Google Celebrated Her with a Google Doodle
We love when Google Doodles, those cool little artistic sketches the company creates to pay homage to a notable person, are made for Latinxs. Last year, Google drew a great doodle of María Félix, to celebrate what would have been the Mexican legend’s 104th birthday. Latinxs everywhere rejoiced. How on point is this illustration though? It looks exactly like her!
María Félix Starred in Mexican Cinema’s Second Color Film
The next fun fact we want to share about María Félix is that she held the honor of starring in the second ever, color film in Mexican cinema history. It was 1943’s La china poblana, and although there is artwork for the film and photos on the internet, the film itself is said to be lost.
María Félix Often Played the Woman With Bad Morals
María Félix starred in several films in which she played bad women with questionable morals. These include Doña Barbara, La Devoradora, and Mujer sin alma (which translates to a woman without a soul). Maria is noted as saying: “With these films, I became the number one enemy of Mexican family morals.”

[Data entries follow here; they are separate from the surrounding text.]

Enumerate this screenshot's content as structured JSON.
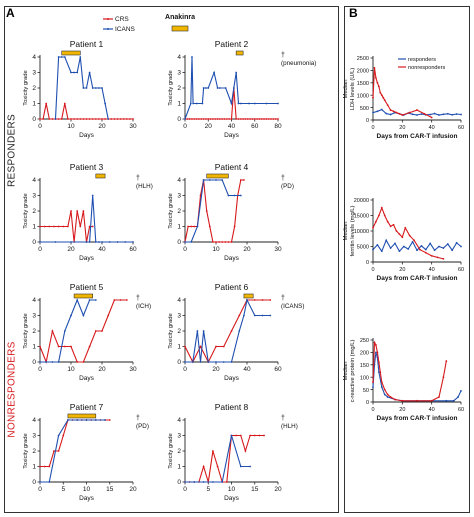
{
  "panels": {
    "a": "A",
    "b": "B"
  },
  "groups": {
    "responders": "RESPONDERS",
    "nonresponders": "NONRESPONDERS"
  },
  "legend_a": {
    "crs": "CRS",
    "icans": "ICANS",
    "anakinra": "Anakinra"
  },
  "colors": {
    "crs": "#d7191c",
    "icans": "#1f4fb0",
    "anakinra": "#f2b500",
    "group_resp": "#222222",
    "group_nonresp": "#d7191c"
  },
  "chart_data": [
    {
      "type": "line",
      "title": "Patient 1",
      "xlabel": "Days",
      "ylabel": "Toxicity grade",
      "xlim": [
        0,
        30
      ],
      "xticks": [
        0,
        10,
        20,
        30
      ],
      "ylim": [
        0,
        4
      ],
      "yticks": [
        0,
        1,
        2,
        3,
        4
      ],
      "series": [
        {
          "name": "CRS",
          "x": [
            0,
            1,
            2,
            3,
            4,
            5,
            6,
            7,
            8,
            9,
            10,
            11,
            12,
            13,
            14,
            15,
            16,
            17,
            18,
            19,
            20,
            21,
            22,
            23,
            24,
            25,
            26,
            27,
            28,
            29,
            30
          ],
          "y": [
            0,
            0,
            1,
            0,
            0,
            0,
            0,
            0,
            1,
            0,
            0,
            0,
            0,
            0,
            0,
            0,
            0,
            0,
            0,
            0,
            0,
            0,
            0,
            0,
            0,
            0,
            0,
            0,
            0,
            0,
            0
          ]
        },
        {
          "name": "ICANS",
          "x": [
            5,
            6,
            7,
            8,
            10,
            11,
            12,
            13,
            14,
            15,
            16,
            17,
            18,
            19,
            20,
            21,
            22
          ],
          "y": [
            0,
            4,
            4,
            4,
            3,
            3,
            3,
            4,
            2,
            2,
            3,
            2,
            2,
            2,
            2,
            1,
            0
          ]
        }
      ],
      "anakinra": [
        7,
        13
      ],
      "annotation": ""
    },
    {
      "type": "line",
      "title": "Patient 2",
      "xlabel": "Days",
      "ylabel": "Toxicity grade",
      "xlim": [
        0,
        80
      ],
      "xticks": [
        0,
        20,
        40,
        60,
        80
      ],
      "ylim": [
        0,
        4
      ],
      "yticks": [
        0,
        1,
        2,
        3,
        4
      ],
      "series": [
        {
          "name": "CRS",
          "x": [
            0,
            2,
            4,
            6,
            8,
            10,
            12,
            14,
            16,
            18,
            20,
            22,
            24,
            26,
            28,
            30,
            32,
            34,
            36,
            38,
            40,
            42,
            44,
            46,
            48,
            50,
            52,
            54,
            56,
            58,
            60,
            62,
            64,
            66,
            68,
            70,
            72,
            74,
            76,
            78,
            80
          ],
          "y": [
            0,
            0,
            0,
            0,
            0,
            0,
            0,
            0,
            0,
            0,
            0,
            0,
            0,
            0,
            0,
            0,
            0,
            0,
            0,
            0,
            0,
            2,
            0,
            0,
            0,
            0,
            0,
            0,
            0,
            0,
            0,
            0,
            0,
            0,
            0,
            0,
            0,
            0,
            0,
            0,
            0
          ]
        },
        {
          "name": "ICANS",
          "x": [
            0,
            5,
            6,
            7,
            10,
            15,
            16,
            18,
            20,
            25,
            28,
            30,
            35,
            40,
            42,
            44,
            46,
            48,
            55,
            60,
            70,
            80
          ],
          "y": [
            0,
            1,
            4,
            1,
            1,
            1,
            2,
            2,
            2,
            3,
            2,
            2,
            2,
            1,
            2,
            3,
            1,
            1,
            1,
            1,
            1,
            1
          ]
        }
      ],
      "anakinra": [
        44,
        50
      ],
      "annotation": "† (pneumonia)"
    },
    {
      "type": "line",
      "title": "Patient 3",
      "xlabel": "Days",
      "ylabel": "Toxicity grade",
      "xlim": [
        0,
        60
      ],
      "xticks": [
        0,
        20,
        40,
        60
      ],
      "ylim": [
        0,
        4
      ],
      "yticks": [
        0,
        1,
        2,
        3,
        4
      ],
      "series": [
        {
          "name": "CRS",
          "x": [
            0,
            3,
            6,
            9,
            12,
            15,
            18,
            20,
            22,
            24,
            26,
            28,
            30,
            32,
            34
          ],
          "y": [
            1,
            1,
            1,
            1,
            1,
            1,
            1,
            2,
            0,
            2,
            1,
            2,
            0,
            1,
            1
          ]
        },
        {
          "name": "ICANS",
          "x": [
            0,
            10,
            20,
            30,
            32,
            34,
            36,
            38,
            40,
            45,
            50,
            55,
            60
          ],
          "y": [
            0,
            0,
            0,
            0,
            0,
            3,
            0,
            0,
            0,
            0,
            0,
            0,
            0
          ]
        }
      ],
      "anakinra": [
        36,
        42
      ],
      "annotation": "† (HLH)"
    },
    {
      "type": "line",
      "title": "Patient 4",
      "xlabel": "Days",
      "ylabel": "Toxicity grade",
      "xlim": [
        0,
        30
      ],
      "xticks": [
        0,
        10,
        20,
        30
      ],
      "ylim": [
        0,
        4
      ],
      "yticks": [
        0,
        1,
        2,
        3,
        4
      ],
      "series": [
        {
          "name": "CRS",
          "x": [
            0,
            1,
            2,
            3,
            4,
            5,
            6,
            7,
            8,
            9,
            10,
            11,
            12,
            13,
            14,
            15,
            16,
            17,
            18,
            19
          ],
          "y": [
            0,
            1,
            1,
            1,
            1,
            3,
            4,
            2,
            1,
            0,
            0,
            0,
            0,
            0,
            0,
            0,
            1,
            3,
            4,
            4
          ]
        },
        {
          "name": "ICANS",
          "x": [
            0,
            2,
            4,
            6,
            8,
            10,
            12,
            14,
            16,
            18
          ],
          "y": [
            0,
            0,
            1,
            4,
            4,
            4,
            4,
            3,
            3,
            3
          ]
        }
      ],
      "anakinra": [
        7,
        14
      ],
      "annotation": "† (PD)"
    },
    {
      "type": "line",
      "title": "Patient 5",
      "xlabel": "Days",
      "ylabel": "Toxicity grade",
      "xlim": [
        0,
        30
      ],
      "xticks": [
        0,
        10,
        20,
        30
      ],
      "ylim": [
        0,
        4
      ],
      "yticks": [
        0,
        1,
        2,
        3,
        4
      ],
      "series": [
        {
          "name": "CRS",
          "x": [
            0,
            2,
            4,
            6,
            8,
            10,
            12,
            14,
            16,
            18,
            20,
            22,
            24,
            26,
            28
          ],
          "y": [
            1,
            0,
            2,
            1,
            1,
            1,
            0,
            0,
            1,
            2,
            2,
            3,
            4,
            4,
            4
          ]
        },
        {
          "name": "ICANS",
          "x": [
            0,
            2,
            4,
            6,
            8,
            10,
            12,
            14,
            16,
            18
          ],
          "y": [
            0,
            0,
            0,
            0,
            2,
            3,
            4,
            3,
            4,
            4
          ]
        }
      ],
      "anakinra": [
        11,
        17
      ],
      "annotation": "† (ICH)"
    },
    {
      "type": "line",
      "title": "Patient 6",
      "xlabel": "Days",
      "ylabel": "Toxicity grade",
      "xlim": [
        0,
        60
      ],
      "xticks": [
        0,
        20,
        40,
        60
      ],
      "ylim": [
        0,
        4
      ],
      "yticks": [
        0,
        1,
        2,
        3,
        4
      ],
      "series": [
        {
          "name": "CRS",
          "x": [
            0,
            5,
            10,
            15,
            20,
            25,
            30,
            35,
            40,
            45,
            50,
            55
          ],
          "y": [
            1,
            0,
            1,
            0,
            1,
            1,
            2,
            3,
            4,
            4,
            4,
            4
          ]
        },
        {
          "name": "ICANS",
          "x": [
            0,
            5,
            8,
            10,
            12,
            15,
            20,
            25,
            30,
            35,
            38,
            40,
            45,
            50,
            55
          ],
          "y": [
            0,
            0,
            2,
            0,
            2,
            0,
            0,
            0,
            0,
            2,
            3,
            4,
            3,
            3,
            3
          ]
        }
      ],
      "anakinra": [
        38,
        44
      ],
      "annotation": "† (ICANS)"
    },
    {
      "type": "line",
      "title": "Patient 7",
      "xlabel": "Days",
      "ylabel": "Toxicity grade",
      "xlim": [
        0,
        20
      ],
      "xticks": [
        0,
        5,
        10,
        15,
        20
      ],
      "ylim": [
        0,
        4
      ],
      "yticks": [
        0,
        1,
        2,
        3,
        4
      ],
      "series": [
        {
          "name": "CRS",
          "x": [
            0,
            1,
            2,
            3,
            4,
            5,
            6,
            7,
            8,
            9,
            10,
            11,
            12,
            13,
            14,
            15
          ],
          "y": [
            1,
            1,
            1,
            2,
            2,
            3,
            4,
            4,
            4,
            4,
            4,
            4,
            4,
            4,
            4,
            4
          ]
        },
        {
          "name": "ICANS",
          "x": [
            0,
            2,
            4,
            6,
            8,
            10,
            12,
            14
          ],
          "y": [
            0,
            0,
            3,
            4,
            4,
            4,
            4,
            4
          ]
        }
      ],
      "anakinra": [
        6,
        12
      ],
      "annotation": "† (PD)"
    },
    {
      "type": "line",
      "title": "Patient 8",
      "xlabel": "Days",
      "ylabel": "Toxicity grade",
      "xlim": [
        0,
        20
      ],
      "xticks": [
        0,
        5,
        10,
        15,
        20
      ],
      "ylim": [
        0,
        4
      ],
      "yticks": [
        0,
        1,
        2,
        3,
        4
      ],
      "series": [
        {
          "name": "CRS",
          "x": [
            0,
            1,
            2,
            3,
            4,
            5,
            6,
            7,
            8,
            9,
            10,
            11,
            12,
            13,
            14,
            15,
            16,
            17
          ],
          "y": [
            0,
            0,
            0,
            0,
            1,
            0,
            2,
            1,
            0,
            0,
            3,
            3,
            3,
            2,
            3,
            3,
            3,
            3
          ]
        },
        {
          "name": "ICANS",
          "x": [
            0,
            2,
            4,
            6,
            8,
            10,
            12,
            14
          ],
          "y": [
            0,
            0,
            0,
            0,
            0,
            3,
            1,
            1
          ]
        }
      ],
      "anakinra": [],
      "annotation": "† (HLH)"
    },
    {
      "type": "line",
      "title": "",
      "xlabel": "Days from CAR-T infusion",
      "ylabel": "Median LDH levels (U/L)",
      "xlim": [
        0,
        60
      ],
      "xticks": [
        0,
        20,
        40,
        60
      ],
      "ylim": [
        0,
        2500
      ],
      "yticks": [
        0,
        500,
        1000,
        1500,
        2000,
        2500
      ],
      "legend": [
        "responders",
        "nonresponders"
      ],
      "series": [
        {
          "name": "responders",
          "x": [
            0,
            3,
            6,
            9,
            12,
            15,
            18,
            21,
            24,
            27,
            30,
            33,
            36,
            39,
            42,
            45,
            48,
            51,
            54,
            57,
            60
          ],
          "y": [
            300,
            350,
            420,
            260,
            220,
            300,
            250,
            200,
            280,
            230,
            200,
            240,
            210,
            220,
            260,
            200,
            230,
            250,
            210,
            240,
            220
          ]
        },
        {
          "name": "nonresponders",
          "x": [
            0,
            1,
            2,
            3,
            4,
            5,
            6,
            7,
            8,
            10,
            12,
            14,
            16,
            18,
            20,
            25,
            30,
            35,
            40
          ],
          "y": [
            900,
            2100,
            1700,
            1500,
            1350,
            1100,
            1000,
            900,
            800,
            600,
            400,
            350,
            300,
            250,
            200,
            300,
            400,
            250,
            100
          ]
        }
      ]
    },
    {
      "type": "line",
      "title": "",
      "xlabel": "Days from CAR-T infusion",
      "ylabel": "Median ferritin levels (mg/L)",
      "xlim": [
        0,
        60
      ],
      "xticks": [
        0,
        20,
        40,
        60
      ],
      "ylim": [
        0,
        20000
      ],
      "yticks": [
        0,
        5000,
        10000,
        15000,
        20000
      ],
      "series": [
        {
          "name": "responders",
          "x": [
            0,
            3,
            6,
            9,
            12,
            15,
            18,
            21,
            24,
            27,
            30,
            33,
            36,
            39,
            42,
            45,
            48,
            51,
            54,
            57,
            60
          ],
          "y": [
            4000,
            5500,
            3500,
            7000,
            4500,
            6000,
            3500,
            5000,
            4200,
            6500,
            3800,
            5200,
            4000,
            6000,
            3800,
            5000,
            4500,
            5800,
            3800,
            6200,
            5000
          ]
        },
        {
          "name": "nonresponders",
          "x": [
            0,
            2,
            4,
            6,
            8,
            10,
            12,
            14,
            16,
            18,
            20,
            22,
            25,
            28,
            32,
            36,
            40,
            44,
            48
          ],
          "y": [
            11000,
            13000,
            15000,
            17500,
            15000,
            13000,
            11500,
            12000,
            10000,
            9000,
            8000,
            11000,
            8500,
            7000,
            4000,
            3000,
            2000,
            1500,
            1000
          ]
        }
      ]
    },
    {
      "type": "line",
      "title": "",
      "xlabel": "Days from CAR-T infusion",
      "ylabel": "Median c-reactive protein (mg/L)",
      "xlim": [
        0,
        60
      ],
      "xticks": [
        0,
        20,
        40,
        60
      ],
      "ylim": [
        0,
        250
      ],
      "yticks": [
        0,
        50,
        100,
        150,
        200,
        250
      ],
      "series": [
        {
          "name": "responders",
          "x": [
            0,
            1,
            2,
            3,
            4,
            6,
            8,
            10,
            15,
            20,
            30,
            40,
            50,
            55,
            58,
            60
          ],
          "y": [
            60,
            150,
            200,
            180,
            120,
            60,
            30,
            20,
            10,
            5,
            5,
            5,
            5,
            5,
            20,
            45
          ]
        },
        {
          "name": "nonresponders",
          "x": [
            0,
            1,
            2,
            3,
            4,
            5,
            6,
            8,
            10,
            12,
            15,
            20,
            30,
            40,
            45,
            48,
            50
          ],
          "y": [
            80,
            240,
            230,
            200,
            160,
            120,
            80,
            50,
            30,
            20,
            10,
            5,
            5,
            5,
            20,
            100,
            165
          ]
        }
      ]
    }
  ]
}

María Félix Made Films in Mexico, Spain, Argentina, and France
Although María Félixshunned Hollywood, her movie career wasn’t just limited to Mexico. In addition to filming there, she also made films in countries such as Argentina, France, Spain, and Italy. In France, for example, Felix made French Cancan (1954), Les Héros sont Fatigués (1955), and La Belle Otero (1954).
María Félix Turned Down Many Major Roles
María Félix didn’t jump at every film role that was offered to her. She chose the projects she wanted to work on and walked away from the rest. According to Wikipedia, she turned down roles to star in Duel in the Sun (which went to Jennifer Jones), The Legend of Lylah Clare (which went to Kim Novak) and The Barefoot Contessa (which went to Ava Gardner).
Artists Paid Homage to Her
We mentioned previously how the iconic Mexican artist Diego Rivera painted María Félix (he also did a charcoal portrait of the star), but he wasn’t the only artist that Felix modeled for. She also served as model and muse for several other painters, including Leonora Carrington, Antoine Tzapoff, and Jose Clemente Orozco.
Several Songs Were Written About María Félix
Continuing on how María Félix served as a muse for artists, she also inspired songwriters. Songs written about the Mexican star include, “Maria Bonita” by her ex-husband Agustin Lara, “Maria de todas las Marías” by Juan Gabriel, “Ella” by Jose Alfredo Jimenez. The song “Je l’aime a mourir” started off as a poem about Maria by Francis Cabrel and became the song “La quiero a morir.”
María Félix Was Also Known For Her Style
María Félix was just as known for her unique fashion sense as her acting. She believed in a more-is-more aesthetic, piling on beautiful jewelry, donning dramatic hats, and adding the drama she brought to her roles, to her many fabulous style looks. Ralph and Russo recently used La Doña as inspiration for their Couture Spring-Summer 2019 collection.
She Was Encouraged to Use Another Name
María Félix sounds like the name of a star, but did you know that when she first started acting, she was encouraged to use another name? According to the Mexico website, film producers wanted to use the name Marcia Maris, or Diana del Mar. In true María Félix fashion, she refused, wanting to use her full name (María de Los Angeles Félix, but she agreed to shorten it to María Félix).
María Félix Won 3 Ariel Awards
The Ariel Awards, given out by the Academia Mexicana de Artes y Ciencias Cinematograficas (AMACC), are widely regarded as Mexico’s version of the Academy Awards. Winning an Ariel is the highest honor an actor can earn in Mexico. María Félix received three Ariels, for Best Performance by an Actress in a Leading Role, during her illustrious career.
Her Last Film and Acting Role
María Félix’s final acting roles took place during 1970 and 1971. There was the telenovela La constitución, the film La Generala, and the novela Cristina. You can find video clips of these projects, along with some of her other films online.